Et qu'en est-il des cambriolages en Suisse? ils ont augmenté de 16% entre 2011 et 2012, atteignant la somme de 61'128. Là aussi, il y a donc alerte Stufe Rot. On est fichu. Un quotidien de la presse écrite titrait même l'année passée, le jour suivant la sortie de la statistique 2011: "La Suisse, paradis des voleurs". Qu'elle est la résonnance de ces messages anxiogènes à souhaits si l'on sait qu'en 2005 il y avait déjà 61'194 cambriolages, en 2004 même 70'370, en 1998 carrément 83'416, en 1991 fichtrement 77'225 et en 1982 odieusement 71'330. Et il faut considérer, en plus, que le nombre d'habitants en Suisse a passé d'environ 6 millions à 8 millions en 30 ans! Est-ce que cela ne voudrait-il pas dire que le taux de cambriolage était de 11.9 pour mille habitants en 1982 et qu'il est de 7.6 pour mille habitants en 2012? Et pourquoi n'y avait-il pas de débats passionnés sur le sujet sécuritaire dans les années nonante? Pourquoi est-il devenu aussi événementiel et biaisé?

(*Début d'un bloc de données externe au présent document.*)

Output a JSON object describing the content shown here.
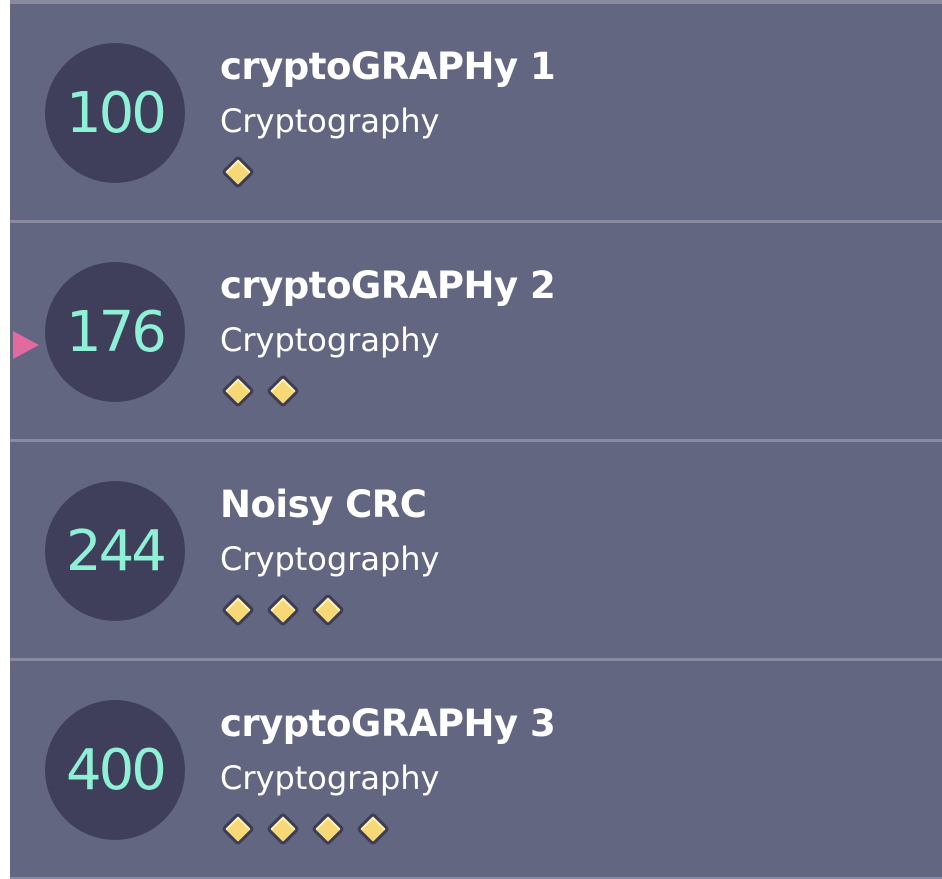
{
  "challenges": [
    {
      "points": "100",
      "name": "cryptoGRAPHy 1",
      "category": "Cryptography",
      "difficulty": 1,
      "selected": false
    },
    {
      "points": "176",
      "name": "cryptoGRAPHy 2",
      "category": "Cryptography",
      "difficulty": 2,
      "selected": true
    },
    {
      "points": "244",
      "name": "Noisy CRC",
      "category": "Cryptography",
      "difficulty": 3,
      "selected": false
    },
    {
      "points": "400",
      "name": "cryptoGRAPHy 3",
      "category": "Cryptography",
      "difficulty": 4,
      "selected": false
    }
  ],
  "colors": {
    "row_background": "#636681",
    "badge_background": "#3f3f5c",
    "points_text": "#8ef0d4",
    "diamond_fill": "#f6d877",
    "selection_pointer": "#e26a9f"
  },
  "icons": {
    "difficulty": "diamond-icon",
    "selection": "pointer-arrow-icon"
  }
}
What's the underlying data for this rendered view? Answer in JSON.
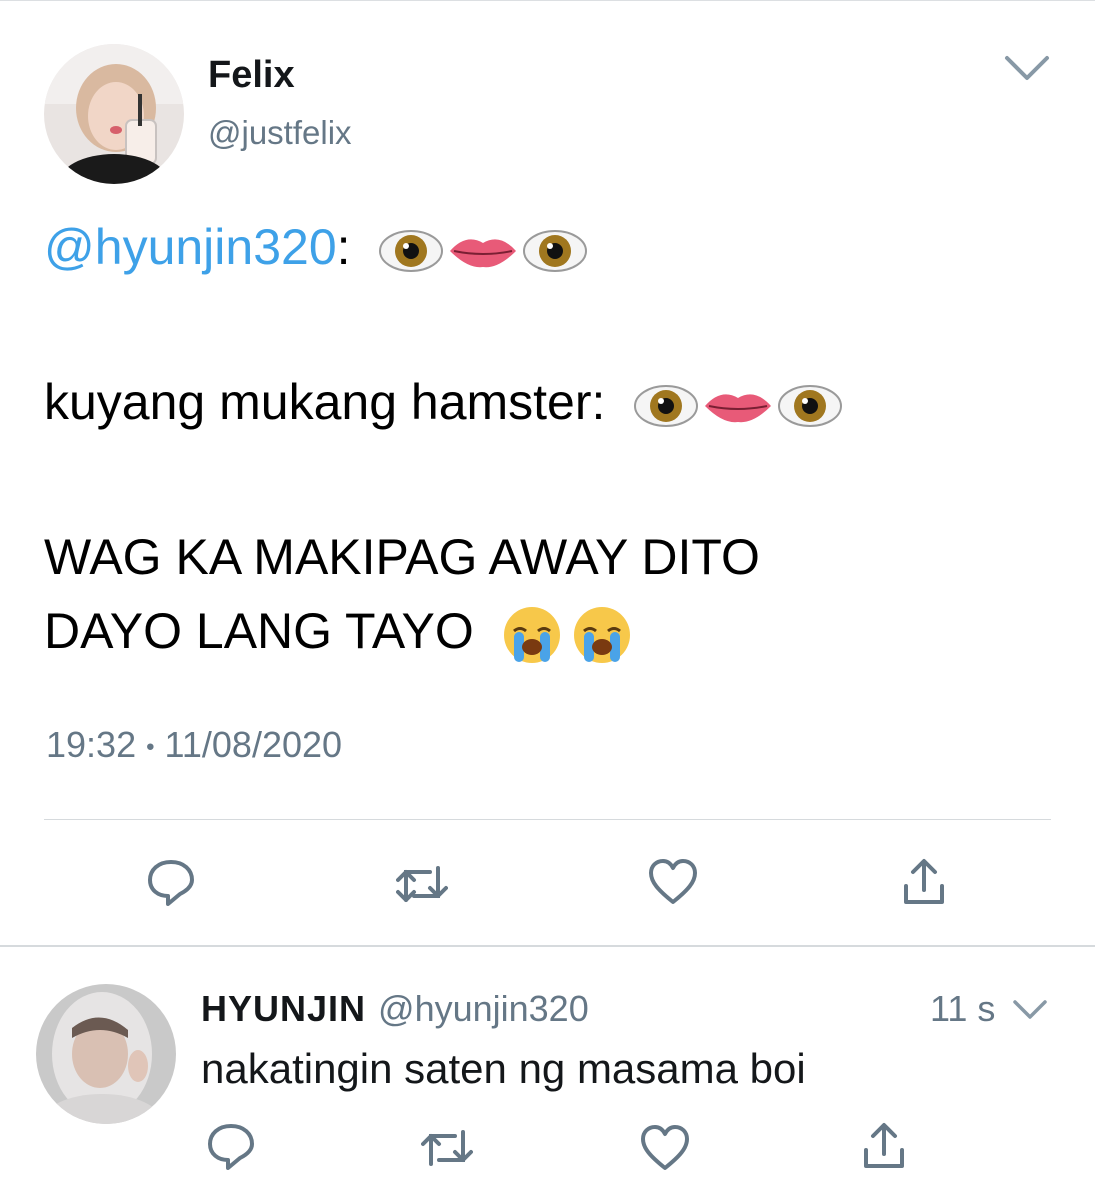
{
  "tweet": {
    "author_name": "Felix",
    "author_handle": "@justfelix",
    "mention": "@hyunjin320",
    "line1_suffix": ":",
    "line2": "kuyang mukang hamster:",
    "line3": "WAG KA MAKIPAG AWAY DITO",
    "line4": "DAYO LANG TAYO",
    "time": "19:32",
    "separator": "•",
    "date": "11/08/2020",
    "emojis_line1": [
      "eye",
      "mouth",
      "eye"
    ],
    "emojis_line2": [
      "eye",
      "mouth",
      "eye"
    ],
    "emojis_line4": [
      "loudly-crying-face",
      "loudly-crying-face"
    ]
  },
  "actions": [
    "reply-icon",
    "retweet-icon",
    "like-icon",
    "share-icon"
  ],
  "reply": {
    "author_name": "HYUNJIN",
    "author_handle": "@hyunjin320",
    "time_ago": "11 s",
    "text": "nakatingin saten ng masama boi"
  },
  "colors": {
    "mention_blue": "#3ea1e8",
    "secondary_gray": "#657786",
    "icon_gray": "#657786",
    "divider": "#d6dadd"
  }
}
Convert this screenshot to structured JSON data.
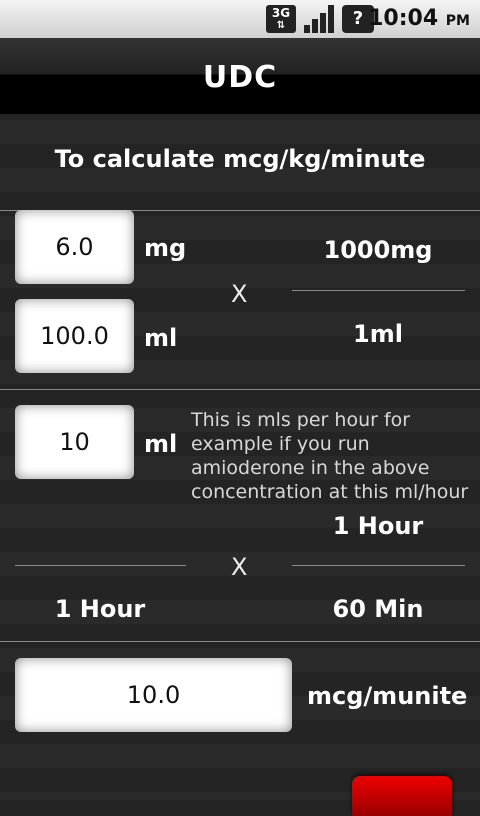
{
  "status": {
    "network": "3G",
    "battery_symbol": "?",
    "time": "10:04",
    "ampm": "PM"
  },
  "app": {
    "title": "UDC"
  },
  "heading": "To calculate mcg/kg/minute",
  "row1": {
    "value": "6.0",
    "unit": "mg",
    "right": "1000mg"
  },
  "row2": {
    "value": "100.0",
    "unit": "ml",
    "right": "1ml"
  },
  "multiply_1": "X",
  "row3": {
    "value": "10",
    "unit": "ml",
    "note": "This is mls per hour for example if you run amioderone in the above concentration at this ml/hour",
    "right": "1 Hour"
  },
  "multiply_2": "X",
  "row4": {
    "left": "1 Hour",
    "right": "60 Min"
  },
  "result": {
    "value": "10.0",
    "unit": "mcg/munite"
  }
}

J'entendais ce midi à la radio que l'on annonçait 23% d'augmentation des lésions corporelles graves avec une gravité de ton qui en disait long. La violence est donc toujours plus dure et impitoyable, bien omniprésente. Oui, mais son taux en Suisse est terriblement bas, de l'ordre de 0.07 pour mille habitants. Ce 23% d'augmentation représente donc un passage de 0.06 à 0.07 pour mille. Et il n'y a eu que 11 lésions corporelles graves par arme à feu en 2012, contre 13 en 2011, mais 37 en 2008. Et les lésions corporelles graves produites par arme blanche représentent un taux de 0.01 o/oo en Suisse. Les 32% d'augmentation annoncés coïncident donc à un passage de 0.11 à 0.14 pour 10'000 habitants.

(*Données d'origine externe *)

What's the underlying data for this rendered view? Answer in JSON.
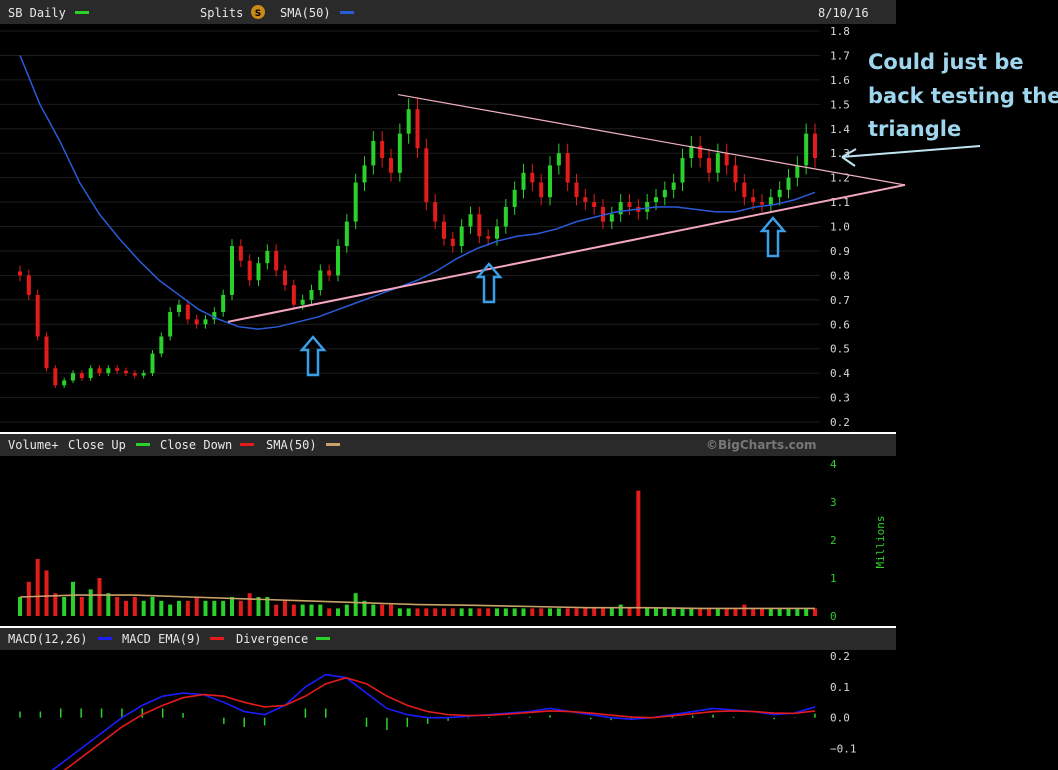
{
  "header": {
    "symbol": "SB Daily",
    "splits_label": "Splits",
    "splits_badge": "S",
    "sma_label": "SMA(50)",
    "date": "8/10/16"
  },
  "volume_header": {
    "label": "Volume+",
    "close_up": "Close Up",
    "close_down": "Close Down",
    "sma": "SMA(50)",
    "watermark": "©BigCharts.com",
    "unit": "Millions"
  },
  "macd_header": {
    "label": "MACD(12,26)",
    "ema": "MACD EMA(9)",
    "divergence": "Divergence"
  },
  "annotation": {
    "lines": [
      "Could just be",
      "back testing the",
      "triangle"
    ]
  },
  "colors": {
    "up": "#2bd12b",
    "down": "#e31b1b",
    "sma_price": "#2a5bd7",
    "sma_volume": "#c9a26a",
    "macd": "#1c1cff",
    "macd_ema": "#e31b1b",
    "divergence": "#2bd12b",
    "trendline_upper": "#f2b3c2",
    "trendline_lower": "#f4a6c0",
    "arrows": "#3a9fe8",
    "annotation": "#9fd6ee"
  },
  "chart_data": [
    {
      "type": "candlestick",
      "title": "SB Daily",
      "date": "8/10/16",
      "ylim": [
        0.15,
        1.85
      ],
      "y_ticks": [
        "1.8",
        "1.7",
        "1.6",
        "1.5",
        "1.4",
        "1.3",
        "1.2",
        "1.1",
        "1.0",
        "0.9",
        "0.8",
        "0.7",
        "0.6",
        "0.5",
        "0.4",
        "0.3",
        "0.2"
      ],
      "close": [
        0.8,
        0.72,
        0.55,
        0.42,
        0.35,
        0.37,
        0.4,
        0.38,
        0.42,
        0.4,
        0.42,
        0.41,
        0.4,
        0.39,
        0.4,
        0.48,
        0.55,
        0.65,
        0.68,
        0.62,
        0.6,
        0.62,
        0.65,
        0.72,
        0.92,
        0.86,
        0.78,
        0.85,
        0.9,
        0.82,
        0.76,
        0.68,
        0.7,
        0.74,
        0.82,
        0.8,
        0.92,
        1.02,
        1.18,
        1.25,
        1.35,
        1.28,
        1.22,
        1.38,
        1.48,
        1.32,
        1.1,
        1.02,
        0.95,
        0.92,
        1.0,
        1.05,
        0.96,
        0.95,
        1.0,
        1.08,
        1.15,
        1.22,
        1.18,
        1.12,
        1.25,
        1.3,
        1.18,
        1.12,
        1.1,
        1.08,
        1.02,
        1.05,
        1.1,
        1.08,
        1.06,
        1.1,
        1.12,
        1.15,
        1.18,
        1.28,
        1.33,
        1.28,
        1.22,
        1.3,
        1.25,
        1.18,
        1.12,
        1.1,
        1.09,
        1.12,
        1.15,
        1.2,
        1.25,
        1.38,
        1.28
      ],
      "sma50": [
        1.7,
        1.5,
        1.35,
        1.18,
        1.05,
        0.95,
        0.86,
        0.78,
        0.72,
        0.66,
        0.62,
        0.59,
        0.58,
        0.59,
        0.61,
        0.63,
        0.66,
        0.69,
        0.72,
        0.75,
        0.78,
        0.82,
        0.87,
        0.91,
        0.94,
        0.96,
        0.97,
        0.99,
        1.02,
        1.04,
        1.06,
        1.07,
        1.08,
        1.08,
        1.07,
        1.06,
        1.06,
        1.08,
        1.09,
        1.11,
        1.14
      ],
      "sma50_x": [
        0,
        3,
        6,
        9,
        12,
        15,
        18,
        21,
        24,
        27,
        30,
        33,
        36,
        39,
        42,
        45,
        48,
        51,
        54,
        57,
        60,
        63,
        66,
        69,
        72,
        75,
        78,
        81,
        84,
        87,
        90,
        93,
        96,
        99,
        102,
        105,
        108,
        111,
        114,
        117,
        120
      ],
      "trendline_upper": [
        [
          0,
          1.54
        ],
        [
          100,
          1.17
        ]
      ],
      "trendline_lower": [
        [
          0,
          0.61
        ],
        [
          100,
          1.17
        ]
      ]
    },
    {
      "type": "bar",
      "title": "Volume+",
      "unit": "Millions",
      "ylim": [
        0,
        4
      ],
      "y_ticks": [
        "4",
        "3",
        "2",
        "1",
        "0"
      ],
      "values": [
        0.5,
        0.9,
        1.5,
        1.2,
        0.6,
        0.5,
        0.9,
        0.5,
        0.7,
        1.0,
        0.6,
        0.5,
        0.4,
        0.5,
        0.4,
        0.5,
        0.4,
        0.3,
        0.4,
        0.4,
        0.5,
        0.4,
        0.4,
        0.4,
        0.5,
        0.4,
        0.6,
        0.5,
        0.5,
        0.3,
        0.4,
        0.3,
        0.3,
        0.3,
        0.3,
        0.2,
        0.2,
        0.3,
        0.6,
        0.4,
        0.3,
        0.3,
        0.3,
        0.2,
        0.2,
        0.2,
        0.2,
        0.2,
        0.2,
        0.2,
        0.2,
        0.2,
        0.2,
        0.2,
        0.2,
        0.2,
        0.2,
        0.2,
        0.2,
        0.2,
        0.2,
        0.2,
        0.2,
        0.2,
        0.2,
        0.2,
        0.2,
        0.2,
        0.3,
        0.2,
        3.3,
        0.2,
        0.2,
        0.2,
        0.2,
        0.2,
        0.2,
        0.2,
        0.2,
        0.2,
        0.2,
        0.2,
        0.3,
        0.2,
        0.2,
        0.2,
        0.2,
        0.2,
        0.2,
        0.2,
        0.2
      ],
      "sma50": [
        0.5,
        0.55,
        0.55,
        0.5,
        0.45,
        0.4,
        0.35,
        0.3,
        0.28,
        0.25,
        0.22,
        0.22,
        0.2,
        0.2,
        0.2
      ]
    },
    {
      "type": "line",
      "title": "MACD(12,26)",
      "ylim": [
        -0.17,
        0.22
      ],
      "y_ticks": [
        "0.2",
        "0.1",
        "0.0",
        "−0.1"
      ],
      "series": [
        {
          "name": "MACD(12,26)",
          "values": [
            -0.25,
            -0.2,
            -0.15,
            -0.1,
            -0.05,
            0.0,
            0.04,
            0.07,
            0.08,
            0.075,
            0.05,
            0.02,
            0.01,
            0.04,
            0.1,
            0.14,
            0.13,
            0.08,
            0.03,
            0.01,
            0.0,
            0.0,
            0.005,
            0.01,
            0.015,
            0.02,
            0.03,
            0.02,
            0.01,
            0.0,
            -0.005,
            0.0,
            0.01,
            0.02,
            0.03,
            0.025,
            0.02,
            0.01,
            0.015,
            0.035
          ]
        },
        {
          "name": "MACD EMA(9)",
          "values": [
            -0.27,
            -0.22,
            -0.18,
            -0.13,
            -0.08,
            -0.03,
            0.01,
            0.04,
            0.065,
            0.075,
            0.07,
            0.05,
            0.035,
            0.04,
            0.07,
            0.11,
            0.13,
            0.11,
            0.07,
            0.04,
            0.02,
            0.01,
            0.007,
            0.008,
            0.012,
            0.017,
            0.022,
            0.02,
            0.015,
            0.008,
            0.002,
            0.0,
            0.006,
            0.013,
            0.02,
            0.022,
            0.02,
            0.015,
            0.014,
            0.022
          ]
        },
        {
          "name": "Divergence",
          "values": [
            0.02,
            0.02,
            0.03,
            0.03,
            0.03,
            0.03,
            0.03,
            0.03,
            0.015,
            0.0,
            -0.02,
            -0.03,
            -0.025,
            0.0,
            0.03,
            0.03,
            0.0,
            -0.03,
            -0.04,
            -0.03,
            -0.02,
            -0.01,
            -0.002,
            0.002,
            0.003,
            0.003,
            0.008,
            0.0,
            -0.005,
            -0.008,
            -0.007,
            0.0,
            0.004,
            0.007,
            0.01,
            0.003,
            0.0,
            -0.005,
            0.001,
            0.013
          ]
        }
      ]
    }
  ]
}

Il faut relever aussi que le nombre de morts par homicides intentionnels est historiquement au plus bas niveau, avec 46 constatés en 2012 alors qu'il y en avait 83 en 1982, 110 en 1990 et 57 en 2007. Si ce n'est pas une bonne nouvelle que de constater qu'il y a moins de risques d'être victime d'un homicide aujourd'hui que durant les 30 dernières années, qu'est-ce qu'une bonne nouvelle? Même les indicateurs des homicides par arme à feu, qui comptabilisent les tentatives, montrent qu'il y a une diminution nette, passant d'une moyenne d'environ 95 au début des années nonante à une moyenne de 50 ces dernières années. Parallèlement, les violences d'intensité moyenne (lésions corporelles simples et voies de fait) continuent de diminuer de l'ordre de 6% ces quatre dernières années, tout comme les infractions de menaces de violence. C'est également plutôt réjouissant.
Aussi incroyable que cela puisse paraître, même les brigandages avec arme à feu montrent un net recul entre les années nonante (environ 500 par année) et ces dernières années (entre 300 et 350). Le seul vrai bémol de la statistique, lorsqu'on l'observe de manière longitudinale, c'est l'augmentation du nombre de brigandages avec violence physique et avec un couteau. Même si elles restent rares, avec des taux respectifs de 0.23 o/oo et 0.07 o/oo habitants, il n'en demeure pas moins que ces vols avec violence ont doublé en 30 ans, montrant une augmentation linéaire. La principale raison réside dans le vol de téléphones portables, de bijoux et de cartes de crédit, principalement la nuit et dans les centres urbains. C'est évidemment inacceptable!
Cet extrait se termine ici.